I hate people who are not serious about meals. It is so shallow of them.1
— OSCAR WILDE
CHAPTER 4
GROCERY STORE THEOLOGY
Look, I realize I put five children in this family on purpose. I did not accidentally end up with an enormous family against my will. And I also realize that this many dependents requires more of everything—more money, more work, more energy, more cell phone tracker apps (I am a laid-back mama, but I will track a phone so hard). This is part and parcel of Big Family Life, and I’m down.
The only thing I wish my multiple kids did less was eat.
Y’all, they want to eat every single day. Several times!
If you could see how much food five children and their friends go through, you would swear on a stack of Bibles they all had tapeworms. It is actually insane. They deplete my pantry by 30 percent within fifteen minutes of a grocery store run. It is like living with savage wilderness people who come across a fresh animal carcass.
This is partly why I loathe the grocery store. I realize people who love food as much as I do typically swoon over shopping, but not this home cook. I’ve let the fridge and pantry whittle down to half a package of rice and an old bottle of fish sauce before finally dragging my butt to the store to fend off starvation. Why is it so hard? Wasn’t I just here? Are malnourished robbers breaking in at night and eating our food? It seems physically impossible these people devoured all the food I bought just one minute ago. There has to be a different explanation than simply my kids demolishing it all like champion competitive eaters.
But I also despise the grocery store because of all its horsecrappery.
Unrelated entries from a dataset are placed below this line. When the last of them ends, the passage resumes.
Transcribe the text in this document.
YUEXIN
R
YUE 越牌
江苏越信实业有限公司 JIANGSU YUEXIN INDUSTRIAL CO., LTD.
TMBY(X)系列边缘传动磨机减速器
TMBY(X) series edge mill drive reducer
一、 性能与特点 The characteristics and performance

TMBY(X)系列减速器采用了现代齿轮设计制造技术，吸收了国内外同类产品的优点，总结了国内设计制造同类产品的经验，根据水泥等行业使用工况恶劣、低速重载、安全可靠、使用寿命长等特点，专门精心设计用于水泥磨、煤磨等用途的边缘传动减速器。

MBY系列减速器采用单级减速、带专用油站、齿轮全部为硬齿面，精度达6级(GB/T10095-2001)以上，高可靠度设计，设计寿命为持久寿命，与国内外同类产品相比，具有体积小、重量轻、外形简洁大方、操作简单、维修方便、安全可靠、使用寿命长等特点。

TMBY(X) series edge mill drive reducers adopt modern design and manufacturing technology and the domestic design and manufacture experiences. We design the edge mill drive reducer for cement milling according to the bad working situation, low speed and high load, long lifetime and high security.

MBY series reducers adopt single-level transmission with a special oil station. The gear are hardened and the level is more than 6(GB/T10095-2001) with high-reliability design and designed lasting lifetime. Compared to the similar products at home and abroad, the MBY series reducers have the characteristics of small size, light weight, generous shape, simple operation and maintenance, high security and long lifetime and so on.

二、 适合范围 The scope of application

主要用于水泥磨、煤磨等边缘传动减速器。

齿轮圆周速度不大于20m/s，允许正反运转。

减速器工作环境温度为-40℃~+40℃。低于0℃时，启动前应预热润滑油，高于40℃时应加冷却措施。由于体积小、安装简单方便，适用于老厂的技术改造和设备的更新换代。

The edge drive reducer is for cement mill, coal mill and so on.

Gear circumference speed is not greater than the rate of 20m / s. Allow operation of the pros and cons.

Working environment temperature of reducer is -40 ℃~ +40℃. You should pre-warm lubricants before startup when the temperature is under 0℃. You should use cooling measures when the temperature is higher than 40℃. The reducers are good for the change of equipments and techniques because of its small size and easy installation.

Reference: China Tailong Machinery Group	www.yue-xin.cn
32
I, like all reasonable and decent citizens, traverse the exact same grocery store path every trip. This is just civilized. I have a couple of friends who shop helter-skelter—different starting places, different routes, random patterns—and I’ve recommended them for intervention. Listen, it’s a free country, so I respect your right to start with the middle aisles and end with the perimeter (I guess), but do the same thing every time, for the love of the land. This seems like baseline grocery store theology.
Anyhow, I begin my odyssey in produce. I immediately identify which shoppers I am now going to awkwardly encounter for the next hour. The, say, four of us have launched our journeys at the same time, and we will now follow a nearly identical path through the store. Right when you think you’ve broken free from the pack, one of them turns down Aisle 7 from the opposite end: We meet again, Lady in Green.
This is approximately one thousand times worse if it is someone I know. Because now we are required to dialogue on each passing, and what really is there to say after the first grocery store conversation?
Oh, spaghetti sauce, I see. What would we do without Prego, amirite?
Your basket is looking full! Which, I guess, makes sense. Because of the shopping.
Hey again! I don’t usually buy this crap cereal. This is for a class project. (Lies.)
Criminy! How are we maintaining an identical pace through thirty thousand square feet? This is the only time I will disrupt my route, to untangle from the socially awkward prison of repetitive small talk. This is the introvert’s nightmare, and I am not above dismantling my orderly system to escape another eight-second discussion on the price of wheat bread. So I skip the dairy section and go straight to paper goods this time . . . what is this, the Spanish Inquisition?
Then there is the hypocritical dance required every time I grocery shop. If you’ve been around me the last few years, you know I’m pretty committed to real food and whole ingredients, and I’ll pay double for organic in a hot minute. Our meat is carefully sourced, and I cook almost everything from scratch. I forced my whole family to watch Food, Inc. and Super Size Me, and we listened to Forks Over Knives on audio on a road trip once (the Hatmakers know how to party).